Persistent data across pages

When you start a session, you need to call the session_start(); function, not using $_SESSION; which means nothing.

EDIT: I was incorrect on this second part.

Ah gotcha ;) I thought I mentioned session start!

I admit, it is my personal preference to apply multidimensional arrays to the session because:

<?php

$_SESSION['user']['id']
$_SESSION['user']['name']
$_SESSION['user']['address']['line1']

$_SESSION['cart']['id']
$_SESSION['cart']['businessID']

//etc

feels slightly more object orientated than

<?php

$_SESSION['userID']

So it's more than possible. I'm yet to find somewhere where this is discouraged, but maybe you can pass some knowledge along!

As a side note $_POST can also contain multidimensional arrays i.e. if you were to have form inputs with names like:

<input type="text" name="address['line1']">
<input type="text" name="address['line2']">
<input type="text" name="address['town']">

and so on

No, you are correct. It seems that we both made mistakes! lol I went ahead and edited my comment so that no one will get confused. Apologies!

If you're going to have users log in, you need to be worried about data persisting after the browser is closed, especially the user's data that they use to log in. This means you need to use, at the very least, some sort of database so that you can retrieve/set data combined with an SSL certificate so that you can keep the user's sensitive data secure. You can then use session variables to retrieve data from the database and then use that to authenticate the user whenever they do anything that involves a modification of their own data or the data they post.

You should do some research on MySQL injection prevention, session hijacking prevention, and other user authentication security methods.

Session variables will definitely allow you to do that. In any case, best of luck to you, Ben! I hope your project is a smashing success :)

If you're using PDO to interact with your database (please tell me you're using PDO!) then you shouldn't have to worry too much about sql injection - the object handles this pretty well.

re: session hijacking - I would suggest considering how secure your application really needs to be before going down a long road of internet security, but I agree more of a problem.

Applications frameworks (I know Laravel does) have built in functionality to handle a lot of the security stuff that's been mentioned.

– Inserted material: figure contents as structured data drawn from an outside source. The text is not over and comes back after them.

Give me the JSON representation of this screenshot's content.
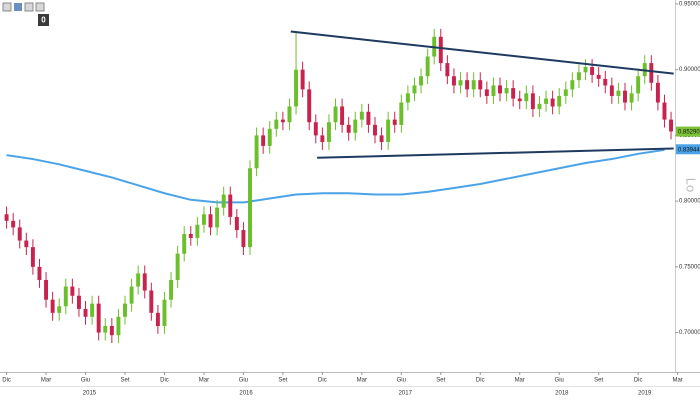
{
  "toolbar_badge": "0",
  "chart_data": {
    "type": "candlestick",
    "up_color": "#6cbf2c",
    "down_color": "#c8234f",
    "xlim": [
      -0.5,
      50.8
    ],
    "ylim": [
      0.67,
      0.953
    ],
    "yticks": [
      {
        "value": 0.7,
        "label": "0.70000"
      },
      {
        "value": 0.75,
        "label": "0.75000"
      },
      {
        "value": 0.8,
        "label": "0.80000"
      },
      {
        "value": 0.85,
        "label": "0.85000"
      },
      {
        "value": 0.9,
        "label": "0.90000"
      },
      {
        "value": 0.95,
        "label": "0.95000"
      }
    ],
    "xticks": [
      {
        "value": 0,
        "label": "Dic"
      },
      {
        "value": 3,
        "label": "Mar"
      },
      {
        "value": 6,
        "label": "Giu"
      },
      {
        "value": 9,
        "label": "Set"
      },
      {
        "value": 12,
        "label": "Dic"
      },
      {
        "value": 15,
        "label": "Mar"
      },
      {
        "value": 18,
        "label": "Giu"
      },
      {
        "value": 21,
        "label": "Set"
      },
      {
        "value": 24,
        "label": "Dic"
      },
      {
        "value": 27,
        "label": "Mar"
      },
      {
        "value": 30,
        "label": "Giu"
      },
      {
        "value": 33,
        "label": "Set"
      },
      {
        "value": 36,
        "label": "Dic"
      },
      {
        "value": 39,
        "label": "Mar"
      },
      {
        "value": 42,
        "label": "Giu"
      },
      {
        "value": 45,
        "label": "Set"
      },
      {
        "value": 48,
        "label": "Dic"
      },
      {
        "value": 51,
        "label": "Mar"
      }
    ],
    "year_ticks": [
      {
        "value": 6.3,
        "label": "2015"
      },
      {
        "value": 18.2,
        "label": "2016"
      },
      {
        "value": 30.3,
        "label": "2017"
      },
      {
        "value": 42.2,
        "label": "2018"
      },
      {
        "value": 48.5,
        "label": "2019"
      }
    ],
    "x": [
      0,
      0.5,
      1,
      1.5,
      2,
      2.5,
      3,
      3.5,
      4,
      4.5,
      5,
      5.5,
      6,
      6.5,
      7,
      7.5,
      8,
      8.5,
      9,
      9.5,
      10,
      10.5,
      11,
      11.5,
      12,
      12.5,
      13,
      13.5,
      14,
      14.5,
      15,
      15.5,
      16,
      16.5,
      17,
      17.5,
      18,
      18.5,
      19,
      19.5,
      20,
      20.5,
      21,
      21.5,
      22,
      22.5,
      23,
      23.5,
      24,
      24.5,
      25,
      25.5,
      26,
      26.5,
      27,
      27.5,
      28,
      28.5,
      29,
      29.5,
      30,
      30.5,
      31,
      31.5,
      32,
      32.5,
      33,
      33.5,
      34,
      34.5,
      35,
      35.5,
      36,
      36.5,
      37,
      37.5,
      38,
      38.5,
      39,
      39.5,
      40,
      40.5,
      41,
      41.5,
      42,
      42.5,
      43,
      43.5,
      44,
      44.5,
      45,
      45.5,
      46,
      46.5,
      47,
      47.5,
      48,
      48.5,
      49,
      49.5,
      50,
      50.5
    ],
    "open": [
      0.79,
      0.785,
      0.78,
      0.77,
      0.765,
      0.75,
      0.74,
      0.725,
      0.715,
      0.72,
      0.735,
      0.728,
      0.718,
      0.712,
      0.722,
      0.7,
      0.705,
      0.698,
      0.712,
      0.722,
      0.735,
      0.745,
      0.732,
      0.715,
      0.705,
      0.725,
      0.74,
      0.76,
      0.775,
      0.772,
      0.782,
      0.79,
      0.78,
      0.795,
      0.805,
      0.788,
      0.778,
      0.765,
      0.825,
      0.85,
      0.842,
      0.855,
      0.862,
      0.86,
      0.872,
      0.9,
      0.885,
      0.86,
      0.85,
      0.845,
      0.86,
      0.872,
      0.858,
      0.852,
      0.862,
      0.868,
      0.858,
      0.85,
      0.845,
      0.862,
      0.858,
      0.875,
      0.882,
      0.888,
      0.895,
      0.91,
      0.925,
      0.905,
      0.895,
      0.888,
      0.892,
      0.885,
      0.892,
      0.885,
      0.88,
      0.888,
      0.882,
      0.886,
      0.878,
      0.876,
      0.882,
      0.87,
      0.874,
      0.878,
      0.872,
      0.88,
      0.885,
      0.892,
      0.898,
      0.902,
      0.896,
      0.893,
      0.888,
      0.88,
      0.884,
      0.875,
      0.882,
      0.895,
      0.905,
      0.89,
      0.875,
      0.862
    ],
    "high": [
      0.796,
      0.791,
      0.786,
      0.776,
      0.771,
      0.756,
      0.746,
      0.731,
      0.726,
      0.741,
      0.741,
      0.734,
      0.724,
      0.728,
      0.728,
      0.711,
      0.711,
      0.718,
      0.728,
      0.741,
      0.751,
      0.751,
      0.738,
      0.721,
      0.731,
      0.746,
      0.766,
      0.781,
      0.781,
      0.788,
      0.796,
      0.796,
      0.801,
      0.811,
      0.811,
      0.794,
      0.784,
      0.831,
      0.856,
      0.856,
      0.861,
      0.868,
      0.868,
      0.878,
      0.928,
      0.906,
      0.891,
      0.866,
      0.856,
      0.866,
      0.878,
      0.878,
      0.864,
      0.868,
      0.874,
      0.874,
      0.864,
      0.856,
      0.868,
      0.868,
      0.881,
      0.888,
      0.894,
      0.901,
      0.916,
      0.931,
      0.931,
      0.911,
      0.901,
      0.898,
      0.898,
      0.898,
      0.898,
      0.891,
      0.894,
      0.894,
      0.892,
      0.892,
      0.884,
      0.888,
      0.888,
      0.88,
      0.884,
      0.884,
      0.886,
      0.891,
      0.898,
      0.904,
      0.908,
      0.908,
      0.902,
      0.899,
      0.894,
      0.89,
      0.89,
      0.888,
      0.901,
      0.911,
      0.911,
      0.896,
      0.881,
      0.868
    ],
    "low": [
      0.779,
      0.774,
      0.764,
      0.759,
      0.744,
      0.734,
      0.719,
      0.709,
      0.709,
      0.714,
      0.722,
      0.712,
      0.706,
      0.706,
      0.694,
      0.694,
      0.692,
      0.692,
      0.706,
      0.716,
      0.729,
      0.726,
      0.709,
      0.699,
      0.699,
      0.719,
      0.734,
      0.754,
      0.766,
      0.766,
      0.776,
      0.774,
      0.774,
      0.789,
      0.782,
      0.772,
      0.759,
      0.759,
      0.819,
      0.836,
      0.836,
      0.849,
      0.854,
      0.854,
      0.866,
      0.879,
      0.854,
      0.844,
      0.839,
      0.839,
      0.854,
      0.852,
      0.846,
      0.846,
      0.856,
      0.852,
      0.844,
      0.839,
      0.839,
      0.852,
      0.852,
      0.869,
      0.876,
      0.882,
      0.889,
      0.904,
      0.899,
      0.889,
      0.882,
      0.882,
      0.879,
      0.879,
      0.879,
      0.874,
      0.874,
      0.876,
      0.876,
      0.872,
      0.87,
      0.87,
      0.864,
      0.864,
      0.868,
      0.866,
      0.866,
      0.874,
      0.879,
      0.886,
      0.892,
      0.89,
      0.887,
      0.882,
      0.874,
      0.874,
      0.869,
      0.869,
      0.876,
      0.889,
      0.884,
      0.869,
      0.856,
      0.847
    ],
    "close": [
      0.785,
      0.78,
      0.77,
      0.765,
      0.75,
      0.74,
      0.725,
      0.715,
      0.72,
      0.735,
      0.728,
      0.718,
      0.712,
      0.722,
      0.7,
      0.705,
      0.698,
      0.712,
      0.722,
      0.735,
      0.745,
      0.732,
      0.715,
      0.705,
      0.725,
      0.74,
      0.76,
      0.775,
      0.772,
      0.782,
      0.79,
      0.78,
      0.795,
      0.805,
      0.788,
      0.778,
      0.765,
      0.825,
      0.85,
      0.842,
      0.855,
      0.862,
      0.86,
      0.872,
      0.9,
      0.885,
      0.86,
      0.85,
      0.845,
      0.86,
      0.872,
      0.858,
      0.852,
      0.862,
      0.868,
      0.858,
      0.85,
      0.845,
      0.862,
      0.858,
      0.875,
      0.882,
      0.888,
      0.895,
      0.91,
      0.925,
      0.905,
      0.895,
      0.888,
      0.892,
      0.885,
      0.892,
      0.885,
      0.88,
      0.888,
      0.882,
      0.886,
      0.878,
      0.876,
      0.882,
      0.87,
      0.874,
      0.878,
      0.872,
      0.88,
      0.885,
      0.892,
      0.898,
      0.902,
      0.896,
      0.893,
      0.888,
      0.88,
      0.884,
      0.875,
      0.882,
      0.895,
      0.905,
      0.89,
      0.875,
      0.862,
      0.853
    ],
    "moving_average": {
      "color": "#4aa3e8",
      "x": [
        0,
        2,
        4,
        6,
        8,
        10,
        12,
        14,
        16,
        18,
        20,
        22,
        24,
        26,
        28,
        30,
        32,
        34,
        36,
        38,
        40,
        42,
        44,
        46,
        48,
        50
      ],
      "values": [
        0.835,
        0.832,
        0.828,
        0.823,
        0.818,
        0.812,
        0.806,
        0.801,
        0.799,
        0.799,
        0.802,
        0.805,
        0.806,
        0.806,
        0.805,
        0.805,
        0.807,
        0.81,
        0.813,
        0.817,
        0.821,
        0.825,
        0.829,
        0.832,
        0.836,
        0.839
      ]
    },
    "trendlines": {
      "color": "#1f3a5f",
      "lines": [
        {
          "x": [
            21.6,
            50.7
          ],
          "values": [
            0.929,
            0.897
          ]
        },
        {
          "x": [
            23.6,
            50.7
          ],
          "values": [
            0.833,
            0.84
          ]
        }
      ]
    },
    "price_labels": [
      {
        "value": 0.8529,
        "label": "0.85290",
        "color": "#7cc33a"
      },
      {
        "value": 0.83944,
        "label": "0.83944",
        "color": "#4aa3e8"
      }
    ],
    "watermark": "Lo"
  }
}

If you're up for it, dive into the Wordpress or Laravel codebase to see if you can find out how they do it ;) If it was me I would have a play with sessions locally then migrate to a framework as you suggested :-)

Hope this helps

I just found this thread, as I was looking for information about PHP sessions. I am also working on a project that involves users logging in, editing their profile, and so on. I remember watching a video or two that touched on PDO but I'd like to get more familiar with it. So, I will try digging through some of the tracks to see what I can find.

Just in case I don't find what I need, would any of you be able to provide tracks (or other sites) containing good information about sessions and/or PDO? Thanks in advance for any help you can offer!

eddie I don't know your level of experience so sorry if some of the following is already known to you, however:

If you haven't already considered it perhaps you should also look at using WordPress (or Joomla or Drupla) as a CMS as they will handle the fiddly bits of managing users securely. There is a series of videos on WordPress that I can recommend.

If you want to learn how to do it by hand (which is worth it for the educational experience alone - plus it gives you more flexibility) then I would recommend mastering mySQL first. Then set up a simple database to hold usernames and passwords and get that to work. Extend this by storing data in the db and associating it with a specific user - so only that user can access it. After that you can look at implementing user sessions to log in users and keep them logged in between pages.

Finally and most importantly, if you are making a real project you will need to have some security. You will need to hash the user passwords so they cannot be hacked. It isn't the easiest thing to do but it is possible with some patience. Let me know where to begin and I can link to some websites and tracks on Treehouse to help.

Hope that helps, and good luck!

Ben, thank you for responding.

You're right. I would like to code everything myself so that I know exactly what's going on behind the scenes. I'm familiar enough with MySQL and PHP that I have already created a database to hold user data, and a working log-in page (it matches up the name and password correctly). However, I have never worked with sessions before.

My site is nothing major. The only real piece of sensitive information anyone will have stored on the database is their password. No SS#, CC#, or anything like that will ever be used. Sure, I'd like to make it as hackproof as possible but it's something I can worry about after everything is up and running.